Announcing the longlist, Peter Stothard said: “Goodness, madness and bewildering urban change are among the themes of this year’s longlist. In an extraordinary year for fiction the ‘Man Booker Dozen’ proves the grip that the novel has on our world. We did not set out to reject the old guard but, after a year of sustained critical argument by a demanding panel of judges, the new has come powering through.”

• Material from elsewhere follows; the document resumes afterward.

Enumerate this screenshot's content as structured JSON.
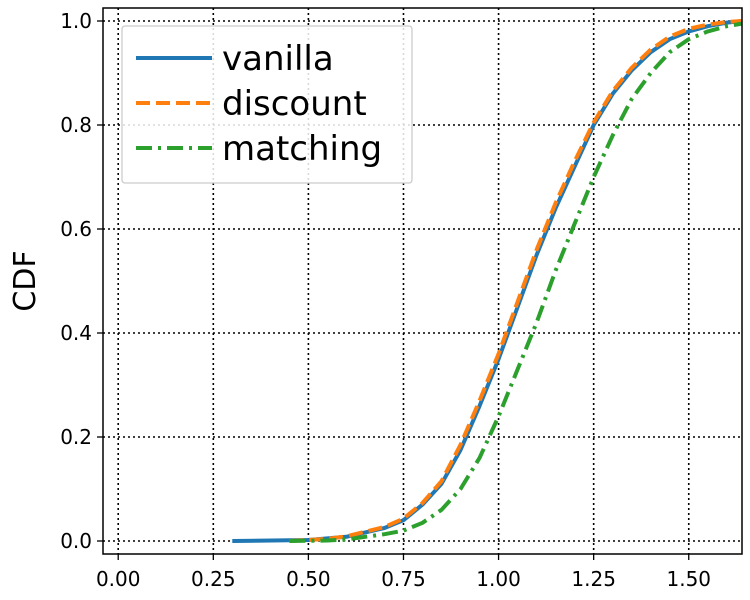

In trumpeting the judges' championing of the "new", Stothard was evidently anticipating some adverse comment about the absence from the list of those members of the "old guard" (and other big names) who have published, or are about to publish, novels this year. Among the notable absentees are Martin Amis, John Lanchester, Zadie Smith and Ian McEwan - though none of their novels, perhaps with the exception of Smith's forthcoming NW, are among the best these writers have published. In any case, it'd be a pity if everyone was talking about the books that didn't make it, rather than those that did. Click on the links above to read the NS's reviews where available. Forthcoming issues of the magazine will contain reviews of the novels by Nicola Barker and Will Self.

The shortlist will be announced on 11 September and the prize awarded at a ceremony at the Guildhall in the City of London on 16 October.